In a small bowl, combine the lukewarm water and yeast. Let it stand for 5-10 minutes, or until the yeast becomes foamy.
In a large bowl, sift the flour and add the salt. Pour in the yeast mixture and olive oil. Knead the dough until it becomes elastic and smooth. If it's too sticky, add a little more flour, a tablespoon at a time.
Place the dough in a greased bowl, cover with a clean kitchen towel, and let it rise in a warm place for about 1 hour, or until doubled in size.
While the dough is rising, slice the eggplant, zucchini, bell pepper, and red onion. In a skillet, heat a little olive oil over medium heat. Sauté the vegetables for 5-7 minutes, or until they are slightly caramelized.
Preheat the oven to 430°F (220°C). On a lightly floured surface, roll out the dough to about 1/4 inch thickness and place it on a baking sheet lined with parchment paper.

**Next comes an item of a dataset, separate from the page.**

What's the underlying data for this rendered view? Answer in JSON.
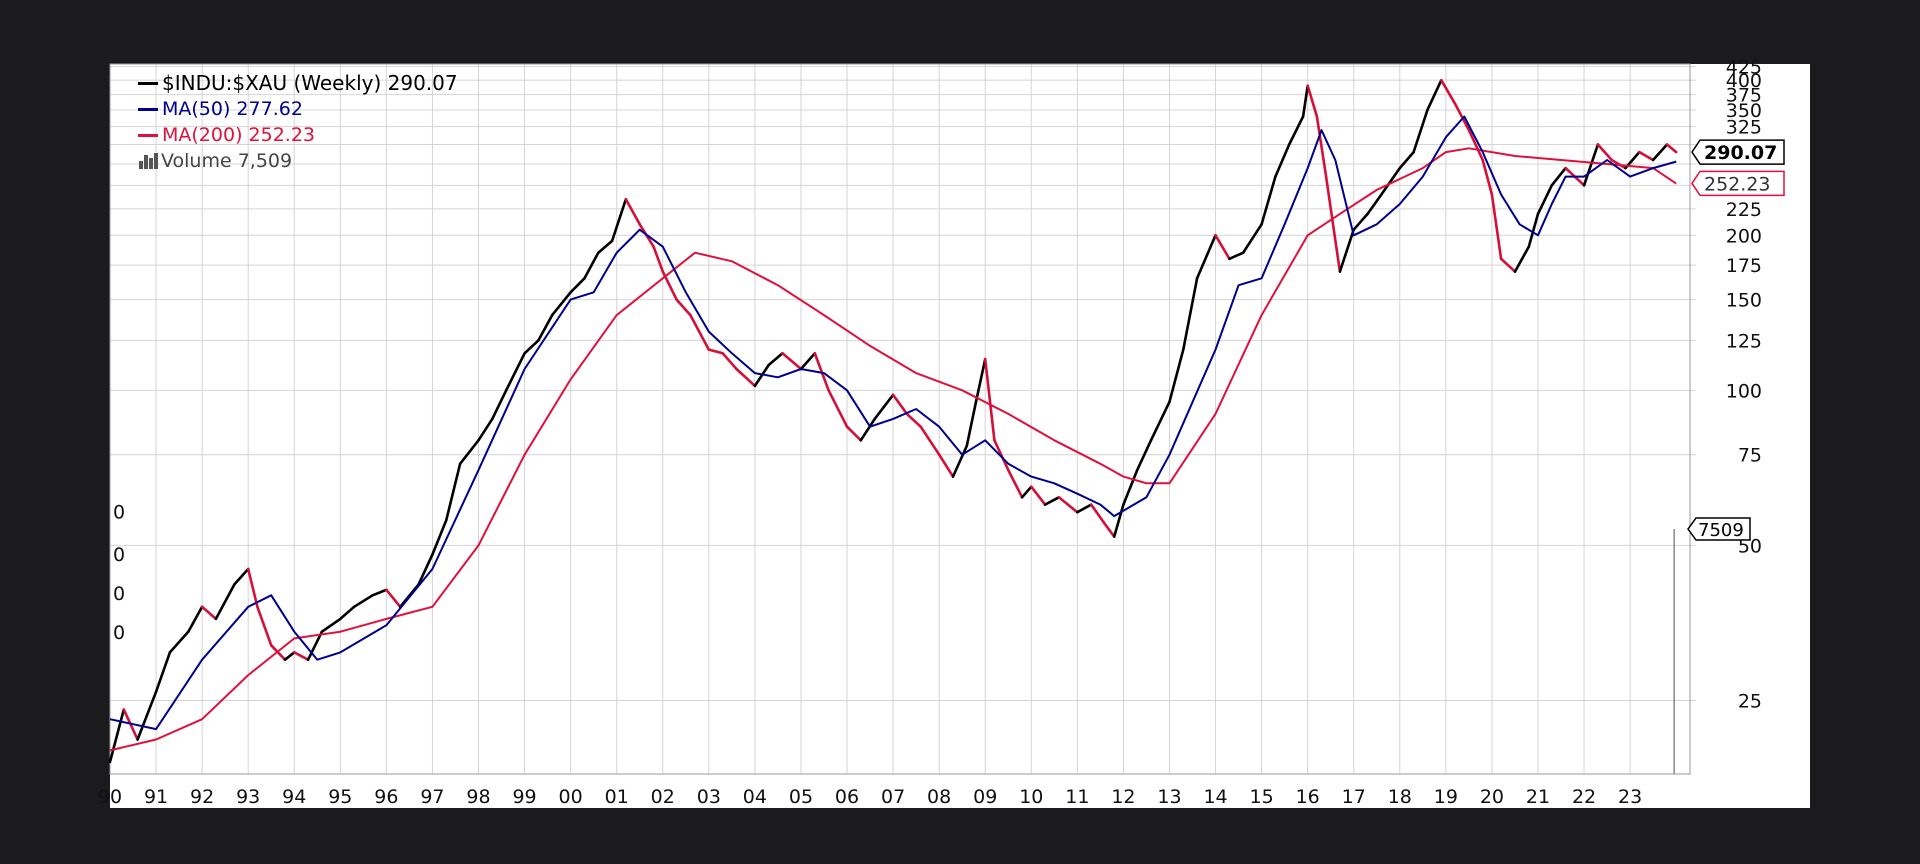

Spread the tomato sauce evenly over the dough, then sprinkle with oregano and fresh basil. Distribute the mozzarella and sautéed vegetables evenly over the sauce.
Bake the pizza in the preheated oven for 15-20 minutes, or until the cheese is melted and golden brown, and the crust is crisp.
Remove from the oven, let it cool for a few minutes, then serve garnished with fresh basil leaves.